His was a family of scholars: His great uncle Joseph Klausner was a Jewish historian and professor of Hebrew literature and chief editor of the Encyclopedia Hebraica.
His mother, Fania Mussman, died by suicide when he was 12. At 14 he left home to live at Kibbutz Hulda and took the Hebrew name Oz, meaning “strength.” He spent much of his young adulthood there before moving to the desert town of Arad. He studied philosophy and literature at Hebrew University in Jerusalem and fought as a reserve soldier in the 1967 Six-Day War in the Sinai Desert, and in the 1973 Yom Kippur War on the Golan Heights.

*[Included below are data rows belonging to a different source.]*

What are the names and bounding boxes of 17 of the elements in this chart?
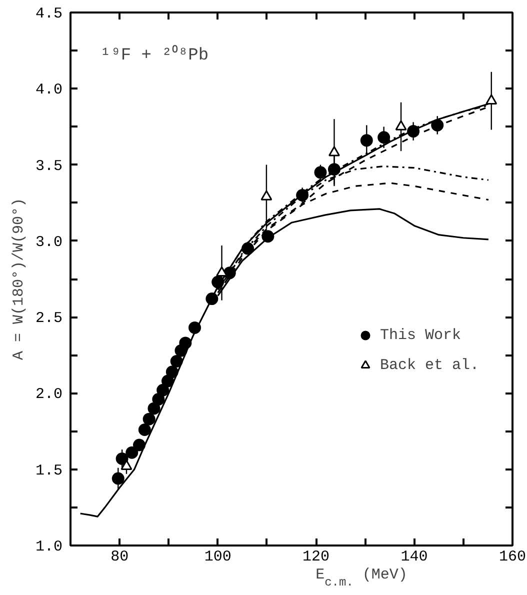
x-tick-label: 140 — [400, 548, 428, 566]
y-tick-label: 4.5 — [35, 6, 63, 22]
annotation: ¹⁹F + ²⁰⁸Pb — [100, 44, 209, 66]
legend-label: This Work — [380, 326, 462, 344]
text: 4.0 — [35, 82, 63, 99]
text: 1.0 — [35, 538, 63, 556]
y-axis-title: A = W(180°)/W(90°) — [10, 198, 28, 360]
x-tick-label: 100 — [204, 548, 232, 566]
y-tick-label: 3.5 — [35, 158, 63, 175]
x-tick-label: 120 — [302, 548, 330, 566]
x-tick-label: 80 — [110, 548, 129, 566]
text: 2.0 — [35, 386, 63, 404]
y-tick-label: 2.5 — [35, 310, 63, 328]
text: 3.0 — [35, 234, 63, 251]
x-tick-label: 160 — [499, 548, 526, 566]
y-tick-label: 1.5 — [35, 462, 63, 480]
legend-label: Back et al. — [380, 356, 480, 374]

He later became a founder and spokesman for Peace Now, a movement formed in 1978 to promote reconciliation between Israelis, Palestinians, and regional antagonists. Americans for Peace Now, in a statement, said “Oz worked throughout his life to advance peace and to establish an exemplary society in Israel. He was one of our founding fathers and will always be remembered as having charted a way, with his sharp words, for a large peace camp yearning for a liberal Israel that pursues peace with its neighbors.”

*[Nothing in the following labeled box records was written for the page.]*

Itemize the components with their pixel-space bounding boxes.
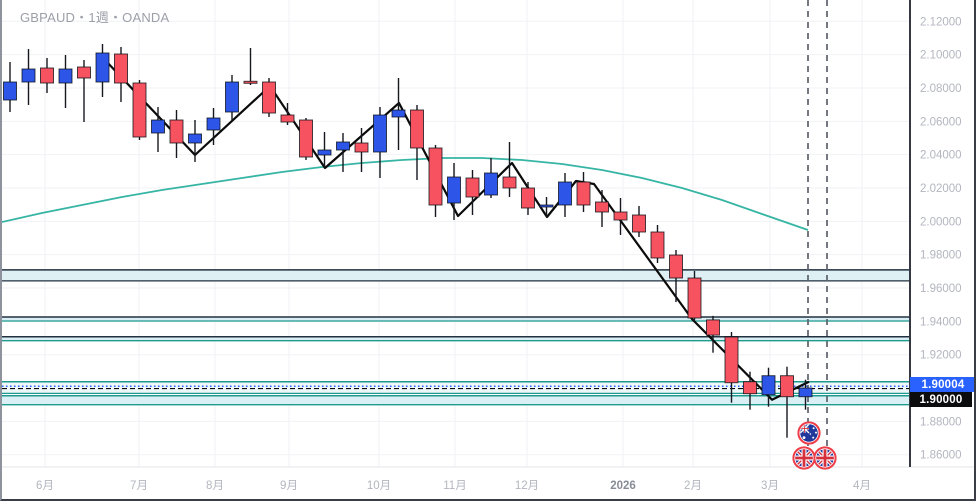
candle: [3, 81, 17, 101]
candle: [77, 66, 91, 79]
current-price-badge: 1.90004: [910, 377, 974, 392]
ma-line[interactable]: [2, 157, 809, 231]
candle: [40, 67, 54, 84]
candle: [114, 53, 128, 84]
uk-flag-icon-2[interactable]: [813, 446, 837, 470]
candle: [169, 119, 184, 144]
candle: [650, 231, 665, 259]
symbol-title[interactable]: GBPAUD・1週・OANDA: [20, 10, 170, 25]
price-axis-label: 2.02000: [920, 183, 962, 195]
price-axis-label: 1.94000: [920, 316, 962, 328]
candle: [484, 172, 498, 196]
uk-flag-icon-1[interactable]: [792, 446, 816, 470]
candle: [225, 81, 239, 113]
price-axis-label: 2.12000: [920, 16, 962, 28]
candle: [595, 201, 609, 213]
australia-flag-icon[interactable]: [797, 421, 821, 445]
candle: [243, 80, 258, 84]
candle: [613, 211, 628, 221]
price-axis-label: 1.98000: [920, 250, 962, 262]
candle: [576, 181, 591, 206]
time-axis-label: 8月: [206, 480, 224, 492]
candle: [761, 375, 776, 396]
zigzag-trend-line[interactable]: [104, 59, 810, 401]
candle: [465, 177, 480, 198]
candle: [151, 119, 165, 134]
candle: [354, 142, 369, 153]
time-axis-label: 9月: [280, 480, 298, 492]
time-axis-label: 12月: [515, 480, 539, 492]
candle: [188, 133, 202, 144]
price-axis-label: 2.08000: [920, 83, 962, 95]
time-axis-label: 10月: [367, 480, 391, 492]
candle: [132, 82, 147, 138]
candle: [780, 375, 794, 398]
candle: [743, 381, 757, 395]
price-axis-label: 1.88000: [920, 416, 962, 428]
price-zone[interactable]: [2, 269, 910, 282]
price-axis-label: 1.86000: [920, 450, 962, 462]
price-zone[interactable]: [2, 394, 910, 406]
price-axis-label: 2.06000: [920, 116, 962, 128]
price-axis-label: 2.00000: [920, 216, 962, 228]
candle: [95, 52, 110, 83]
price-axis-label: 2.10000: [920, 50, 962, 62]
level-price-badge: 1.90000: [910, 392, 972, 407]
candle: [669, 254, 683, 279]
price-axis-label: 1.92000: [920, 350, 962, 362]
candle: [558, 181, 572, 206]
time-axis-label: 4月: [853, 480, 871, 492]
candle: [206, 117, 221, 131]
candle: [539, 204, 554, 208]
time-axis-label: 2月: [684, 480, 702, 492]
candle: [521, 187, 535, 209]
candle: [391, 109, 406, 118]
time-axis-label: 3月: [761, 480, 779, 492]
candle: [317, 149, 332, 156]
candle: [410, 109, 424, 149]
candle: [447, 176, 461, 204]
candle: [373, 114, 387, 153]
price-zone[interactable]: [2, 316, 910, 322]
candles[interactable]: [3, 44, 813, 438]
candle: [58, 68, 73, 84]
candle: [706, 319, 720, 336]
candle: [724, 336, 739, 384]
candle: [21, 68, 36, 83]
candle: [502, 176, 517, 189]
candle: [262, 81, 276, 114]
candle: [687, 277, 702, 319]
candle: [632, 214, 646, 233]
price-axis-label: 1.96000: [920, 283, 962, 295]
candle: [299, 119, 313, 158]
candle: [428, 147, 443, 206]
candle: [336, 141, 350, 151]
price-axis-label: 2.04000: [920, 150, 962, 162]
time-axis-label: 11月: [443, 480, 466, 492]
price-zone[interactable]: [2, 380, 910, 395]
candle: [280, 114, 295, 123]
candle: [798, 387, 813, 398]
time-axis-label: 6月: [36, 480, 54, 492]
time-axis-label: 7月: [130, 480, 148, 492]
price-zone[interactable]: [2, 335, 910, 342]
time-axis-label: 2026: [610, 480, 636, 492]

He and his wife Nily, whom he met at the kibbutz when they were both 15, had two daughters and a son. For years Nily ran the International Artists’ Colony in Arad; his daughter Fania Oz-Salzberger is a professor of history at the University of Haifa School of Law and collaborated with her father on the 2013 book, Jews and Words. His wife and children survive him.
The kibbutz was the setting for his first short story collection, Where the Jackals Howl, in 1965. He would soon be recognized among the so-called New Wave of Israeli authors that included A.B. Yehoshua, Aharon Appelfeld and Yoram Kaniuk. The late Gershon Shaked, a professor of Hebrew literature at the Hebrew University, said the New Wave “produced antiestablishment allegories that to some degree veiled their intentions.”
Oz would often insist that he tried to keep his politics and fiction separate. “I’m not a political analyst or commentator,” he told the Paris Review in 1996. “I have never written a story or a novel to make people change their minds about anything—not once. When I need to do this, I write an essay, or an article. I even use two different pens, as a symbolic gesture: one to tell stories, the other to tell the government what to do with itself. Both, by the way, are very ordinary ballpoint pens, which I change every three weeks or so.”
His 1983 nonfiction work, In the Land of Israel, was a prescient dissection of the various political streams threatening to tear the country apart. It took the form of monologues by Jews and Arabs from various political standpoints, including a Jewish nationalist known only as “Z” whose ideology would come to dominate Israeli politics after the fall, decades later, of the Oslo peace process that Oz championed.
Oz served as a professor of Hebrew literature at the Ben-Gurion University of the Negev, in Beersheba.
He won countless awards, including the Israel Prize, and his books have been translated into dozens of languages, from Arabic to Chinese. For several years he had been mentioned as a candidate for the Nobel Prize for Literature.